- A Comissão Europeia avalia uma adesão rápida da Ucrânia à União Europeia com direitos limitados, como parte de um acordo de paz com a Rússia.
- O modelo prevê acesso político rápido, com direitos de voto progressivos conforme o país atenda aos critérios de adesão, mantendo a necessidade de consentimento dos parlamentos nacionais.
- A ideia está em estágio inicial e enfrenta resistência de governos que lembram que a adesão é baseada no mérito e exige ajustes legais.
- A Ucrânia tornou-se candidata à UE em dois mil e vinte e dois, com negociações abertas no fim de dois mil e vinte e três, após o início do conflito com a Rússia.
- A possibilidade de adesão em dois mil e vinte e sete já chegou a ser mencionada em planos de paz, mas muitos temperam a expectativa, apontando que a data é pouco realista e que o modelo exigiria apoio de todos os Estados-membros.
A Comissão Europeia estuda uma forma de permitir a entrada rápida da Ucrânia na UE como parte de um acordo de paz com a Rússia, mas sem conceder direitos plenos de adesão imediatamente. A ideia está em estágio inicial e seria um gesto aos ucranianos.
Segundo autoridades da UE, o conceito permitiria acesso rápido, com direitos limitados, que evoluiriam conforme avanços na conformidade com padrões da UE. A adesão completa ocorreria apenas após períodos de transição e progresso.

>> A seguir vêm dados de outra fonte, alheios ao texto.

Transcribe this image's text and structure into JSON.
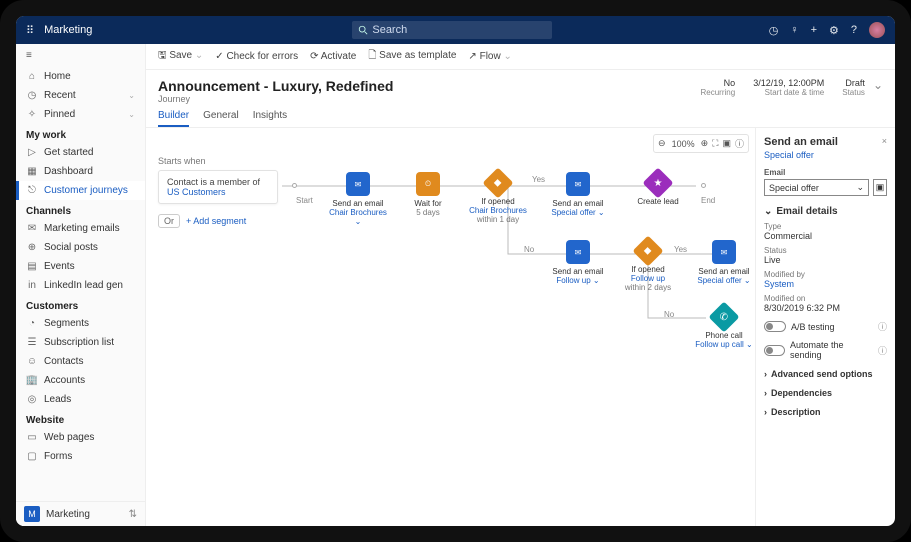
{
  "topbar": {
    "app": "Marketing",
    "search_placeholder": "Search"
  },
  "toolbar": {
    "save": "Save",
    "check": "Check for errors",
    "activate": "Activate",
    "template": "Save as template",
    "flow": "Flow"
  },
  "header": {
    "title": "Announcement - Luxury, Redefined",
    "subtitle": "Journey",
    "meta": [
      {
        "value": "No",
        "label": "Recurring"
      },
      {
        "value": "3/12/19, 12:00PM",
        "label": "Start date & time"
      },
      {
        "value": "Draft",
        "label": "Status"
      }
    ]
  },
  "tabs": [
    "Builder",
    "General",
    "Insights"
  ],
  "canvas": {
    "starts_when": "Starts when",
    "segment_text": "Contact is a member of",
    "segment_link": "US Customers",
    "or_label": "Or",
    "add_segment": "+ Add segment",
    "zoom": "100%",
    "start_label": "Start",
    "end_label": "End",
    "yes": "Yes",
    "no": "No",
    "nodes": {
      "email1": {
        "title": "Send an email",
        "link": "Chair Brochures"
      },
      "wait": {
        "title": "Wait for",
        "sub": "5 days"
      },
      "if1": {
        "title": "If opened",
        "link": "Chair Brochures",
        "sub": "within 1 day"
      },
      "email2": {
        "title": "Send an email",
        "link": "Special offer"
      },
      "lead": {
        "title": "Create lead"
      },
      "email3": {
        "title": "Send an email",
        "link": "Follow up"
      },
      "if2": {
        "title": "If opened",
        "link": "Follow up",
        "sub": "within 2 days"
      },
      "email4": {
        "title": "Send an email",
        "link": "Special offer"
      },
      "phone": {
        "title": "Phone call",
        "link": "Follow up call"
      }
    }
  },
  "sidebar": {
    "items": [
      {
        "icon": "home",
        "label": "Home"
      },
      {
        "icon": "clock",
        "label": "Recent",
        "chev": true
      },
      {
        "icon": "pin",
        "label": "Pinned",
        "chev": true
      }
    ],
    "sections": [
      {
        "head": "My work",
        "items": [
          {
            "icon": "rocket",
            "label": "Get started"
          },
          {
            "icon": "grid",
            "label": "Dashboard"
          },
          {
            "icon": "journey",
            "label": "Customer journeys",
            "active": true
          }
        ]
      },
      {
        "head": "Channels",
        "items": [
          {
            "icon": "mail",
            "label": "Marketing emails"
          },
          {
            "icon": "share",
            "label": "Social posts"
          },
          {
            "icon": "cal",
            "label": "Events"
          },
          {
            "icon": "linkedin",
            "label": "LinkedIn lead gen"
          }
        ]
      },
      {
        "head": "Customers",
        "items": [
          {
            "icon": "seg",
            "label": "Segments"
          },
          {
            "icon": "list",
            "label": "Subscription list"
          },
          {
            "icon": "person",
            "label": "Contacts"
          },
          {
            "icon": "building",
            "label": "Accounts"
          },
          {
            "icon": "target",
            "label": "Leads"
          }
        ]
      },
      {
        "head": "Website",
        "items": [
          {
            "icon": "page",
            "label": "Web pages"
          },
          {
            "icon": "form",
            "label": "Forms"
          }
        ]
      }
    ],
    "footer": {
      "badge": "M",
      "label": "Marketing"
    }
  },
  "details": {
    "title": "Send an email",
    "link": "Special offer",
    "email_label": "Email",
    "email_value": "Special offer",
    "section_details": "Email details",
    "kv": [
      {
        "k": "Type",
        "v": "Commercial"
      },
      {
        "k": "Status",
        "v": "Live"
      },
      {
        "k": "Modified by",
        "v": "System",
        "link": true
      },
      {
        "k": "Modified on",
        "v": "8/30/2019  6:32 PM"
      }
    ],
    "ab": "A/B testing",
    "automate": "Automate the sending",
    "adv": "Advanced send options",
    "deps": "Dependencies",
    "desc": "Description"
  }
}
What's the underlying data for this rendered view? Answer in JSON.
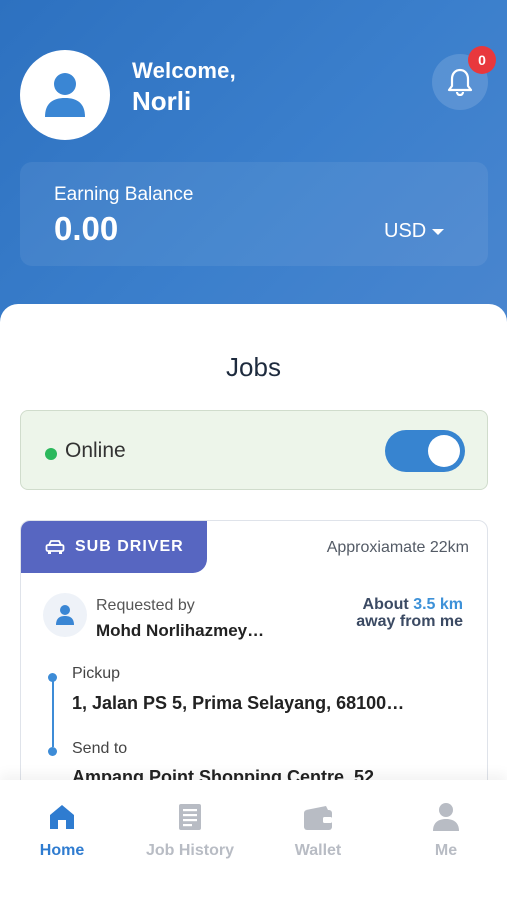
{
  "header": {
    "welcome": "Welcome,",
    "user_name": "Norli",
    "notification_count": "0",
    "earning_label": "Earning Balance",
    "earning_value": "0.00",
    "currency": "USD"
  },
  "jobs": {
    "title": "Jobs",
    "status_label": "Online",
    "online": true
  },
  "job_card": {
    "tag": "SUB DRIVER",
    "approx_distance": "Approxiamate 22km",
    "requested_by_label": "Requested by",
    "requester_name": "Mohd Norlihazmey…",
    "about_text": "About",
    "distance_value": "3.5 km",
    "away_text": "away from me",
    "pickup_label": "Pickup",
    "pickup_address": "1, Jalan PS 5, Prima Selayang, 68100…",
    "send_label": "Send to",
    "send_address": "Ampang Point Shopping Centre, 52..."
  },
  "bottom_nav": {
    "items": [
      {
        "label": "Home",
        "icon": "home-icon",
        "active": true
      },
      {
        "label": "Job History",
        "icon": "job-history-icon",
        "active": false
      },
      {
        "label": "Wallet",
        "icon": "wallet-icon",
        "active": false
      },
      {
        "label": "Me",
        "icon": "person-icon",
        "active": false
      }
    ]
  },
  "colors": {
    "header_blue": "#2d71c0",
    "accent_blue": "#3784d0",
    "online_green": "#2bb85c",
    "tag_purple": "#5766c1",
    "badge_red": "#e8383d",
    "nav_inactive": "#b8bcc4"
  }
}
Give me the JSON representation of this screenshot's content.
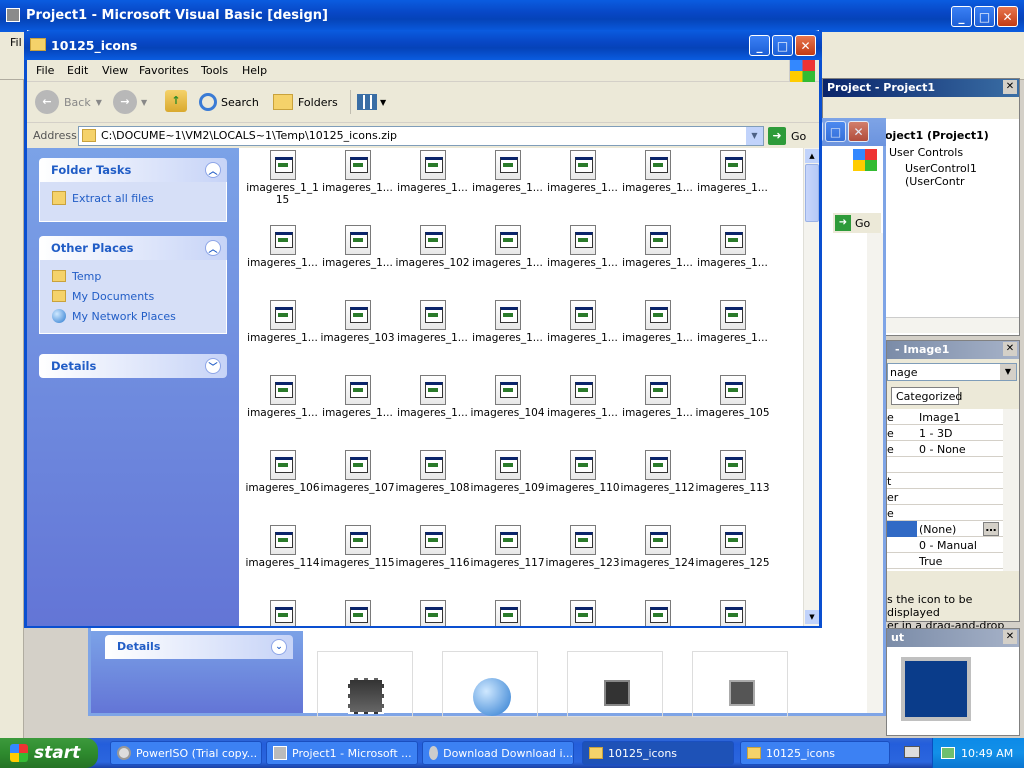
{
  "vb": {
    "title": "Project1 - Microsoft Visual Basic [design]",
    "project_title": "Project - Project1",
    "project_root": "oject1 (Project1)",
    "user_controls": "User Controls",
    "user_control_item": "UserControl1 (UserContr",
    "go_label": "Go",
    "props_title": "- Image1",
    "props_combo": "nage",
    "categorized_tab": "Categorized",
    "props": [
      {
        "key": "e",
        "val": "Image1"
      },
      {
        "key": "e",
        "val": "1 - 3D"
      },
      {
        "key": "e",
        "val": "0 - None"
      },
      {
        "key": "",
        "val": ""
      },
      {
        "key": "t",
        "val": ""
      },
      {
        "key": "er",
        "val": ""
      },
      {
        "key": "e",
        "val": ""
      },
      {
        "key": "",
        "val": "(None)"
      },
      {
        "key": "",
        "val": "0 - Manual"
      },
      {
        "key": "",
        "val": "True"
      }
    ],
    "desc_line1": "s the icon to be displayed",
    "desc_line2": "er in a drag-and-drop",
    "layout_title": "ut"
  },
  "bg_window": {
    "details_label": "Details"
  },
  "explorer": {
    "title": "10125_icons",
    "menu": [
      "File",
      "Edit",
      "View",
      "Favorites",
      "Tools",
      "Help"
    ],
    "toolbar": {
      "back": "Back",
      "search": "Search",
      "folders": "Folders"
    },
    "address_label": "Address",
    "address_value": "C:\\DOCUME~1\\VM2\\LOCALS~1\\Temp\\10125_icons.zip",
    "go_label": "Go",
    "folder_tasks": {
      "title": "Folder Tasks",
      "items": [
        "Extract all files"
      ]
    },
    "other_places": {
      "title": "Other Places",
      "items": [
        "Temp",
        "My Documents",
        "My Network Places"
      ]
    },
    "details": {
      "title": "Details"
    },
    "files": [
      "imageres_1_115",
      "imageres_1...",
      "imageres_1...",
      "imageres_1...",
      "imageres_1...",
      "imageres_1...",
      "imageres_1...",
      "imageres_1...",
      "imageres_1...",
      "imageres_102",
      "imageres_1...",
      "imageres_1...",
      "imageres_1...",
      "imageres_1...",
      "imageres_1...",
      "imageres_103",
      "imageres_1...",
      "imageres_1...",
      "imageres_1...",
      "imageres_1...",
      "imageres_1...",
      "imageres_1...",
      "imageres_1...",
      "imageres_1...",
      "imageres_104",
      "imageres_1...",
      "imageres_1...",
      "imageres_105",
      "imageres_106",
      "imageres_107",
      "imageres_108",
      "imageres_109",
      "imageres_110",
      "imageres_112",
      "imageres_113",
      "imageres_114",
      "imageres_115",
      "imageres_116",
      "imageres_117",
      "imageres_123",
      "imageres_124",
      "imageres_125",
      "",
      "",
      "",
      "",
      "",
      "",
      ""
    ]
  },
  "taskbar": {
    "start_label": "start",
    "buttons": [
      {
        "label": "PowerISO (Trial copy...",
        "icon": "poweriso-icon"
      },
      {
        "label": "Project1 - Microsoft ...",
        "icon": "vb-icon"
      },
      {
        "label": "Download Download i...",
        "icon": "download-icon"
      },
      {
        "label": "10125_icons",
        "icon": "folder-icon"
      },
      {
        "label": "10125_icons",
        "icon": "folder-icon"
      }
    ],
    "clock": "10:49 AM"
  }
}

A proposta surge no contexto de um plano de paz de 20 pontos discutido entre EUA, Ucrânia e UE, que prevê a adesão da Ucrânia em 2027 como garantia econômica e de estabilidade. Contudo, o objetivo é visto como pouco realista por muitos governos.
Aqueles que apoiam a ideia argumentam que a adesão, mesmo limitada, ajudaria a Ucrânia a buscar reformas e a oferecer um marco de estabilidade para decisões futuras. O conceito seria politicamente sensível.
A alternativa de “membro com direitos limitados” exigiria a aprovação dos governos nacionais e dos parlamentos dos 27 membros, mantendo, ainda, limites ao voto e a direitos plenos de participação.
Especialistas destacam que esse modelo contraria o caminho tradicional de adesão, que é baseado no mérito e na conformidade com normas. A discussão envolve impactos para países que seguem o processo tradicional.